It must be said: I have an awesome family.
My parents and my sister came over yesterday to do stuff. I got a call from mom who said: "we're coming over, we're going to help where we can, what time do you want us there?"
So they cleaned, threw my stockings filled with ice on to the roof, put plastic on a window, did laundry, changed some lightbulbs. Stuff you should do but put off.
My mom and dad - in their 70's - have been married 53 years. What a big deal! They seem physically smaller lately. But they are still giants in my eyes.

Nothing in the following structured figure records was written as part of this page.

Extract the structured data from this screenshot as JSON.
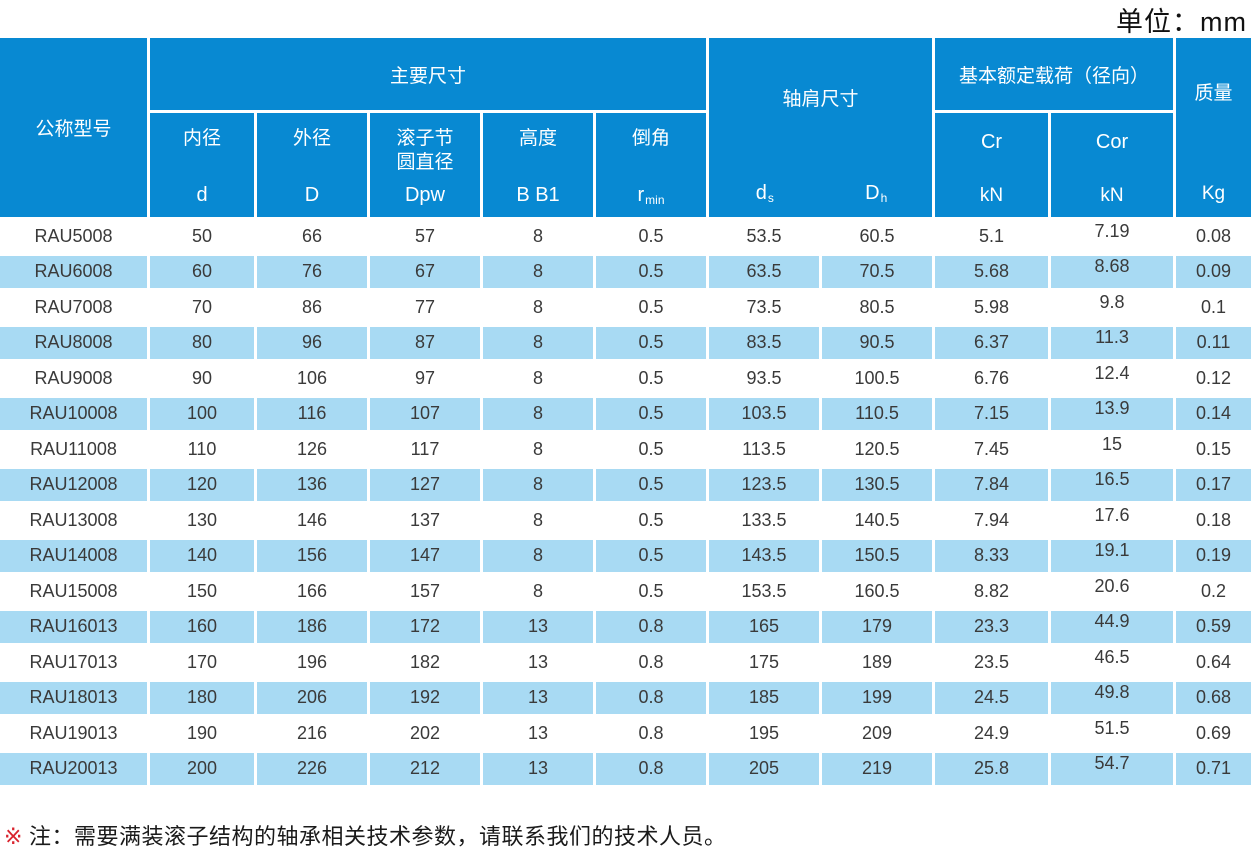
{
  "unit_label": "单位：mm",
  "colors": {
    "header_blue": "#0889d2",
    "row_alt_blue": "#a8daf3",
    "note_mark_red": "#d9232d",
    "body_text": "#3a3a3a",
    "header_text": "#ffffff"
  },
  "header": {
    "model": "公称型号",
    "main_dims": "主要尺寸",
    "sub": [
      {
        "l1": "内径",
        "l2": "",
        "sym": "d",
        "sym_sub": ""
      },
      {
        "l1": "外径",
        "l2": "",
        "sym": "D",
        "sym_sub": ""
      },
      {
        "l1": "滚子节",
        "l2": "圆直径",
        "sym": "Dpw",
        "sym_sub": ""
      },
      {
        "l1": "高度",
        "l2": "",
        "sym": "B B1",
        "sym_sub": ""
      },
      {
        "l1": "倒角",
        "l2": "",
        "sym": "r",
        "sym_sub": "min"
      }
    ],
    "shoulder": {
      "label": "轴肩尺寸",
      "c1": "d",
      "c1s": "s",
      "c2": "D",
      "c2s": "h"
    },
    "load": {
      "label": "基本额定载荷（径向）",
      "cr": "Cr",
      "cor": "Cor",
      "cr_unit": "kN",
      "cor_unit": "kN"
    },
    "mass": {
      "label": "质量",
      "unit": "Kg"
    }
  },
  "rows": [
    {
      "model": "RAU5008",
      "d": "50",
      "D": "66",
      "Dpw": "57",
      "B": "8",
      "r": "0.5",
      "ds": "53.5",
      "Dh": "60.5",
      "Cr": "5.1",
      "Cor": "7.19",
      "kg": "0.08"
    },
    {
      "model": "RAU6008",
      "d": "60",
      "D": "76",
      "Dpw": "67",
      "B": "8",
      "r": "0.5",
      "ds": "63.5",
      "Dh": "70.5",
      "Cr": "5.68",
      "Cor": "8.68",
      "kg": "0.09"
    },
    {
      "model": "RAU7008",
      "d": "70",
      "D": "86",
      "Dpw": "77",
      "B": "8",
      "r": "0.5",
      "ds": "73.5",
      "Dh": "80.5",
      "Cr": "5.98",
      "Cor": "9.8",
      "kg": "0.1"
    },
    {
      "model": "RAU8008",
      "d": "80",
      "D": "96",
      "Dpw": "87",
      "B": "8",
      "r": "0.5",
      "ds": "83.5",
      "Dh": "90.5",
      "Cr": "6.37",
      "Cor": "11.3",
      "kg": "0.11"
    },
    {
      "model": "RAU9008",
      "d": "90",
      "D": "106",
      "Dpw": "97",
      "B": "8",
      "r": "0.5",
      "ds": "93.5",
      "Dh": "100.5",
      "Cr": "6.76",
      "Cor": "12.4",
      "kg": "0.12"
    },
    {
      "model": "RAU10008",
      "d": "100",
      "D": "116",
      "Dpw": "107",
      "B": "8",
      "r": "0.5",
      "ds": "103.5",
      "Dh": "110.5",
      "Cr": "7.15",
      "Cor": "13.9",
      "kg": "0.14"
    },
    {
      "model": "RAU11008",
      "d": "110",
      "D": "126",
      "Dpw": "117",
      "B": "8",
      "r": "0.5",
      "ds": "113.5",
      "Dh": "120.5",
      "Cr": "7.45",
      "Cor": "15",
      "kg": "0.15"
    },
    {
      "model": "RAU12008",
      "d": "120",
      "D": "136",
      "Dpw": "127",
      "B": "8",
      "r": "0.5",
      "ds": "123.5",
      "Dh": "130.5",
      "Cr": "7.84",
      "Cor": "16.5",
      "kg": "0.17"
    },
    {
      "model": "RAU13008",
      "d": "130",
      "D": "146",
      "Dpw": "137",
      "B": "8",
      "r": "0.5",
      "ds": "133.5",
      "Dh": "140.5",
      "Cr": "7.94",
      "Cor": "17.6",
      "kg": "0.18"
    },
    {
      "model": "RAU14008",
      "d": "140",
      "D": "156",
      "Dpw": "147",
      "B": "8",
      "r": "0.5",
      "ds": "143.5",
      "Dh": "150.5",
      "Cr": "8.33",
      "Cor": "19.1",
      "kg": "0.19"
    },
    {
      "model": "RAU15008",
      "d": "150",
      "D": "166",
      "Dpw": "157",
      "B": "8",
      "r": "0.5",
      "ds": "153.5",
      "Dh": "160.5",
      "Cr": "8.82",
      "Cor": "20.6",
      "kg": "0.2"
    },
    {
      "model": "RAU16013",
      "d": "160",
      "D": "186",
      "Dpw": "172",
      "B": "13",
      "r": "0.8",
      "ds": "165",
      "Dh": "179",
      "Cr": "23.3",
      "Cor": "44.9",
      "kg": "0.59"
    },
    {
      "model": "RAU17013",
      "d": "170",
      "D": "196",
      "Dpw": "182",
      "B": "13",
      "r": "0.8",
      "ds": "175",
      "Dh": "189",
      "Cr": "23.5",
      "Cor": "46.5",
      "kg": "0.64"
    },
    {
      "model": "RAU18013",
      "d": "180",
      "D": "206",
      "Dpw": "192",
      "B": "13",
      "r": "0.8",
      "ds": "185",
      "Dh": "199",
      "Cr": "24.5",
      "Cor": "49.8",
      "kg": "0.68"
    },
    {
      "model": "RAU19013",
      "d": "190",
      "D": "216",
      "Dpw": "202",
      "B": "13",
      "r": "0.8",
      "ds": "195",
      "Dh": "209",
      "Cr": "24.9",
      "Cor": "51.5",
      "kg": "0.69"
    },
    {
      "model": "RAU20013",
      "d": "200",
      "D": "226",
      "Dpw": "212",
      "B": "13",
      "r": "0.8",
      "ds": "205",
      "Dh": "219",
      "Cr": "25.8",
      "Cor": "54.7",
      "kg": "0.71"
    }
  ],
  "note": {
    "mark": "※",
    "text": "注：需要满装滚子结构的轴承相关技术参数，请联系我们的技术人员。"
  }
}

My mom has a forgiving heart, that whole unconditional love thing. A mom heart, I suppose. She'll give you her time, a loan, advice, a kick in the ass when you need it most and want it least. She's pretty. She has the white-gray hair you envy. She'll tell you she's wrinkly and wonders about a face lift. I'll tell you she looks great. A life, well-lived. In my eyes, the ideal of aging gracefully.
My dad is a quiet leader. He's honest and true, he lives by his convictions. I'd say that I live my life in gray places, in uncertain shadows. He lives a life in black and white. He wants to climb Mount Everest. At 70, he road his bike to New Orleans. He does these big things that make you go "wow" but he does these little things - taking the grandkids skiing or iceskating, coming over to fix my door and put in smoke detectors, he shows up at every single football game of my brother's - it's these little things that make me say wow.
My sister is 7 years younger than me. She's married with two boys. She's the energizer bunny. I don't know how she does it. She works. She's a full time mom. She took the time to come over and clean my laundry room when I'm sure she had 1000 other things to do. She came over with food I could put in the freezer,which is the third go-round on the food. "No big deal," she says, "just made some extra." It's a big deal.
I live in between my parents and my sister so we're close. Close in proximity. Close in heart.
My laundry is caught up and the laundry room is cleaned out. Bags of donations lugged up to the garage. It feels good, light. One or two less worries. But what feels even better is the knowledge that when I need it, even when I don't ask, my family is there.
I'm a grateful daughter. A fortunate sister.